CM Himanta Flags Revival of Goalpara Forest After Eviction Drive
Synopsis
Key Takeaways
Assam Chief Minister Himanta Biswa Sarma on Wednesday, 27 May 2026 shared a video update showing the ecological recovery of Dahikata Reserve Forest in Goalpara district, months after the state conducted an anti-encroachment drive in the area in November 2025.
Context
The Chief Minister posted the footage on X, noting that the forest land cleared during last November's drive is 'flourishing with greenery and is proudly hosting our faunal friends.' The video documents visible vegetation regrowth and the return of wildlife to the reclaimed area.
Dahikata Reserve Forest falls within Goalpara, a district in western Assam that borders the Brahmaputra river and contains significant forest tracts. The district has been among the focal points of the state's forest-protection push under the current administration.
Policy Backdrop
The Assam government has conducted coordinated anti-encroachment operations across multiple reserve forests since 2021, when Himanta Biswa Sarma assumed office as Chief Minister. The stated objective has been to reclaim illegally occupied forest land and allow degraded ecosystems to regenerate naturally.
Similar operations have been carried out in districts including Lakhimpur and Nagaon, forming part of a broader, statewide effort to address land-use pressures and protect biodiversity. The Dahikata drive in November 2025 was one chapter in this continuing campaign.
Reserve forests in Assam have faced sustained encroachment pressure over decades, driven by demographic shifts and agricultural expansion.
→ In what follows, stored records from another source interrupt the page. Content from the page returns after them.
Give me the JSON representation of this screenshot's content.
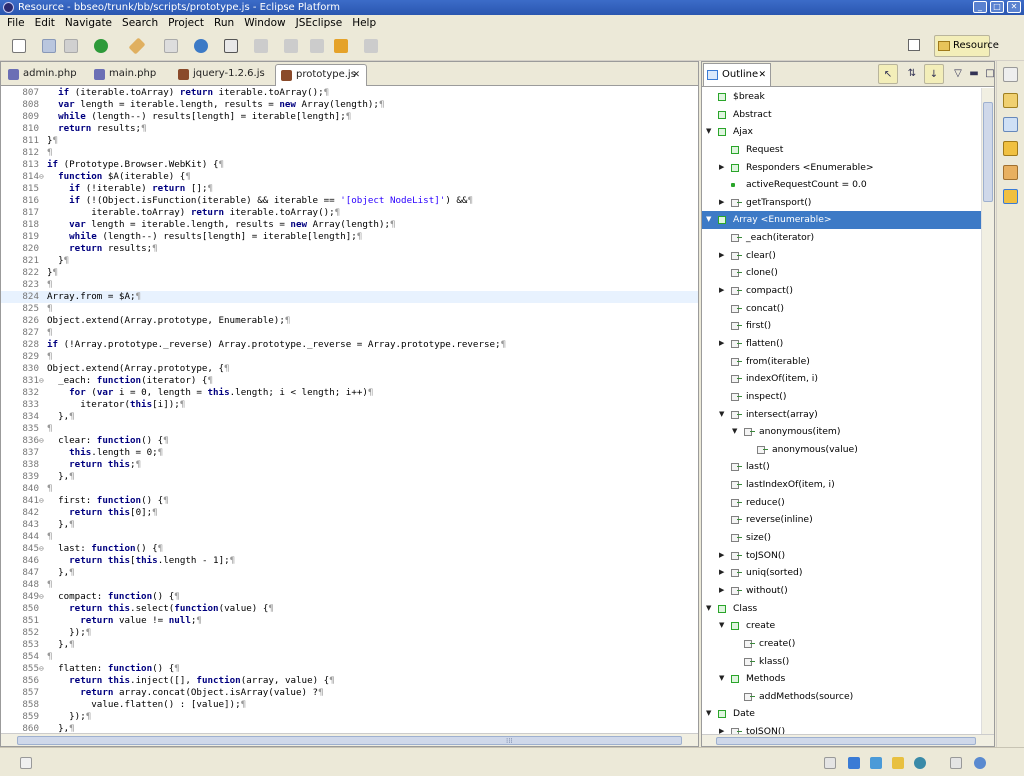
{
  "window": {
    "title": "Resource - bbseo/trunk/bb/scripts/prototype.js - Eclipse Platform"
  },
  "menu": [
    "File",
    "Edit",
    "Navigate",
    "Search",
    "Project",
    "Run",
    "Window",
    "JSEclipse",
    "Help"
  ],
  "perspective": {
    "label": "Resource"
  },
  "editor_tabs": [
    {
      "label": "admin.php",
      "icon": "php-file-icon"
    },
    {
      "label": "main.php",
      "icon": "php-file-icon"
    },
    {
      "label": "jquery-1.2.6.js",
      "icon": "js-file-icon"
    },
    {
      "label": "prototype.js",
      "icon": "js-file-icon",
      "active": true,
      "close": "✕"
    }
  ],
  "code_lines": [
    {
      "n": "807",
      "fold": "",
      "t": "  if (iterable.toArray) return iterable.toArray();¶"
    },
    {
      "n": "808",
      "fold": "",
      "t": "  var length = iterable.length, results = new Array(length);¶"
    },
    {
      "n": "809",
      "fold": "",
      "t": "  while (length--) results[length] = iterable[length];¶"
    },
    {
      "n": "810",
      "fold": "",
      "t": "  return results;¶"
    },
    {
      "n": "811",
      "fold": "",
      "t": "}¶"
    },
    {
      "n": "812",
      "fold": "",
      "t": "¶"
    },
    {
      "n": "813",
      "fold": "",
      "t": "if (Prototype.Browser.WebKit) {¶"
    },
    {
      "n": "814",
      "fold": "⊖",
      "t": "  function $A(iterable) {¶"
    },
    {
      "n": "815",
      "fold": "",
      "t": "    if (!iterable) return [];¶"
    },
    {
      "n": "816",
      "fold": "",
      "t": "    if (!(Object.isFunction(iterable) && iterable == '[object NodeList]') &&¶"
    },
    {
      "n": "817",
      "fold": "",
      "t": "        iterable.toArray) return iterable.toArray();¶"
    },
    {
      "n": "818",
      "fold": "",
      "t": "    var length = iterable.length, results = new Array(length);¶"
    },
    {
      "n": "819",
      "fold": "",
      "t": "    while (length--) results[length] = iterable[length];¶"
    },
    {
      "n": "820",
      "fold": "",
      "t": "    return results;¶"
    },
    {
      "n": "821",
      "fold": "",
      "t": "  }¶"
    },
    {
      "n": "822",
      "fold": "",
      "t": "}¶"
    },
    {
      "n": "823",
      "fold": "",
      "t": "¶"
    },
    {
      "n": "824",
      "fold": "",
      "t": "Array.from = $A;¶",
      "hl": true
    },
    {
      "n": "825",
      "fold": "",
      "t": "¶"
    },
    {
      "n": "826",
      "fold": "",
      "t": "Object.extend(Array.prototype, Enumerable);¶"
    },
    {
      "n": "827",
      "fold": "",
      "t": "¶"
    },
    {
      "n": "828",
      "fold": "",
      "t": "if (!Array.prototype._reverse) Array.prototype._reverse = Array.prototype.reverse;¶"
    },
    {
      "n": "829",
      "fold": "",
      "t": "¶"
    },
    {
      "n": "830",
      "fold": "",
      "t": "Object.extend(Array.prototype, {¶"
    },
    {
      "n": "831",
      "fold": "⊖",
      "t": "  _each: function(iterator) {¶"
    },
    {
      "n": "832",
      "fold": "",
      "t": "    for (var i = 0, length = this.length; i < length; i++)¶"
    },
    {
      "n": "833",
      "fold": "",
      "t": "      iterator(this[i]);¶"
    },
    {
      "n": "834",
      "fold": "",
      "t": "  },¶"
    },
    {
      "n": "835",
      "fold": "",
      "t": "¶"
    },
    {
      "n": "836",
      "fold": "⊖",
      "t": "  clear: function() {¶"
    },
    {
      "n": "837",
      "fold": "",
      "t": "    this.length = 0;¶"
    },
    {
      "n": "838",
      "fold": "",
      "t": "    return this;¶"
    },
    {
      "n": "839",
      "fold": "",
      "t": "  },¶"
    },
    {
      "n": "840",
      "fold": "",
      "t": "¶"
    },
    {
      "n": "841",
      "fold": "⊖",
      "t": "  first: function() {¶"
    },
    {
      "n": "842",
      "fold": "",
      "t": "    return this[0];¶"
    },
    {
      "n": "843",
      "fold": "",
      "t": "  },¶"
    },
    {
      "n": "844",
      "fold": "",
      "t": "¶"
    },
    {
      "n": "845",
      "fold": "⊖",
      "t": "  last: function() {¶"
    },
    {
      "n": "846",
      "fold": "",
      "t": "    return this[this.length - 1];¶"
    },
    {
      "n": "847",
      "fold": "",
      "t": "  },¶"
    },
    {
      "n": "848",
      "fold": "",
      "t": "¶"
    },
    {
      "n": "849",
      "fold": "⊖",
      "t": "  compact: function() {¶"
    },
    {
      "n": "850",
      "fold": "",
      "t": "    return this.select(function(value) {¶"
    },
    {
      "n": "851",
      "fold": "",
      "t": "      return value != null;¶"
    },
    {
      "n": "852",
      "fold": "",
      "t": "    });¶"
    },
    {
      "n": "853",
      "fold": "",
      "t": "  },¶"
    },
    {
      "n": "854",
      "fold": "",
      "t": "¶"
    },
    {
      "n": "855",
      "fold": "⊖",
      "t": "  flatten: function() {¶"
    },
    {
      "n": "856",
      "fold": "",
      "t": "    return this.inject([], function(array, value) {¶"
    },
    {
      "n": "857",
      "fold": "",
      "t": "      return array.concat(Object.isArray(value) ?¶"
    },
    {
      "n": "858",
      "fold": "",
      "t": "        value.flatten() : [value]);¶"
    },
    {
      "n": "859",
      "fold": "",
      "t": "    });¶"
    },
    {
      "n": "860",
      "fold": "",
      "t": "  },¶"
    }
  ],
  "outline": {
    "title": "Outline",
    "nodes": [
      {
        "label": "$break",
        "depth": 0,
        "tw": "",
        "icon": "g"
      },
      {
        "label": "Abstract",
        "depth": 0,
        "tw": "",
        "icon": "g"
      },
      {
        "label": "Ajax",
        "depth": 0,
        "tw": "▼",
        "icon": "g"
      },
      {
        "label": "Request",
        "depth": 1,
        "tw": "",
        "icon": "g"
      },
      {
        "label": "Responders <Enumerable>",
        "depth": 1,
        "tw": "▶",
        "icon": "g"
      },
      {
        "label": "activeRequestCount = 0.0",
        "depth": 1,
        "tw": "",
        "icon": "v"
      },
      {
        "label": "getTransport()",
        "depth": 1,
        "tw": "▶",
        "icon": "f"
      },
      {
        "label": "Array <Enumerable>",
        "depth": 0,
        "tw": "▼",
        "icon": "g",
        "sel": true
      },
      {
        "label": "_each(iterator)",
        "depth": 1,
        "tw": "",
        "icon": "f"
      },
      {
        "label": "clear()",
        "depth": 1,
        "tw": "▶",
        "icon": "f"
      },
      {
        "label": "clone()",
        "depth": 1,
        "tw": "",
        "icon": "f"
      },
      {
        "label": "compact()",
        "depth": 1,
        "tw": "▶",
        "icon": "f"
      },
      {
        "label": "concat()",
        "depth": 1,
        "tw": "",
        "icon": "f"
      },
      {
        "label": "first()",
        "depth": 1,
        "tw": "",
        "icon": "f"
      },
      {
        "label": "flatten()",
        "depth": 1,
        "tw": "▶",
        "icon": "f"
      },
      {
        "label": "from(iterable)",
        "depth": 1,
        "tw": "",
        "icon": "f"
      },
      {
        "label": "indexOf(item, i)",
        "depth": 1,
        "tw": "",
        "icon": "f"
      },
      {
        "label": "inspect()",
        "depth": 1,
        "tw": "",
        "icon": "f"
      },
      {
        "label": "intersect(array)",
        "depth": 1,
        "tw": "▼",
        "icon": "f"
      },
      {
        "label": "anonymous(item)",
        "depth": 2,
        "tw": "▼",
        "icon": "f"
      },
      {
        "label": "anonymous(value)",
        "depth": 3,
        "tw": "",
        "icon": "f"
      },
      {
        "label": "last()",
        "depth": 1,
        "tw": "",
        "icon": "f"
      },
      {
        "label": "lastIndexOf(item, i)",
        "depth": 1,
        "tw": "",
        "icon": "f"
      },
      {
        "label": "reduce()",
        "depth": 1,
        "tw": "",
        "icon": "f"
      },
      {
        "label": "reverse(inline)",
        "depth": 1,
        "tw": "",
        "icon": "f"
      },
      {
        "label": "size()",
        "depth": 1,
        "tw": "",
        "icon": "f"
      },
      {
        "label": "toJSON()",
        "depth": 1,
        "tw": "▶",
        "icon": "f"
      },
      {
        "label": "uniq(sorted)",
        "depth": 1,
        "tw": "▶",
        "icon": "f"
      },
      {
        "label": "without()",
        "depth": 1,
        "tw": "▶",
        "icon": "f"
      },
      {
        "label": "Class",
        "depth": 0,
        "tw": "▼",
        "icon": "g"
      },
      {
        "label": "create",
        "depth": 1,
        "tw": "▼",
        "icon": "g"
      },
      {
        "label": "create()",
        "depth": 2,
        "tw": "",
        "icon": "f"
      },
      {
        "label": "klass()",
        "depth": 2,
        "tw": "",
        "icon": "f"
      },
      {
        "label": "Methods",
        "depth": 1,
        "tw": "▼",
        "icon": "g"
      },
      {
        "label": "addMethods(source)",
        "depth": 2,
        "tw": "",
        "icon": "f"
      },
      {
        "label": "Date",
        "depth": 0,
        "tw": "▼",
        "icon": "g"
      },
      {
        "label": "toJSON()",
        "depth": 1,
        "tw": "▶",
        "icon": "f"
      }
    ]
  }
}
Restoring these areas requires not only eviction but sustained monitoring to prevent re-encroachment and allow flora and fauna to re-establish.
Stakeholders and Impact
The primary beneficiaries of the reclamation are the forest ecosystem itself — the vegetation cover and wildlife populations that depend on intact habitat. Assam's forest department personnel have been central to both the eviction operations and the subsequent monitoring of recovery.
Local wildlife, whose habitat had been degraded or fragmented by encroachments, stand to gain from restored forest corridors. The video shared by CM Sarma is presented by the government as evidence that ecological recovery is measurable and visible within months of clearing encroachments.
What's Next
The Assam forest department is expected to continue monitoring regeneration in Dahikata and other reclaimed forest pockets. Follow-up phases targeting remaining encroached areas in Goalpara and neighbouring districts remain a possibility as the administration maintains pressure on illegal occupation of reserve forests.
The broader test will be whether recovered areas can be protected from fresh encroachment over the long term — a challenge that has historically undermined forest-restoration gains across India's northeast.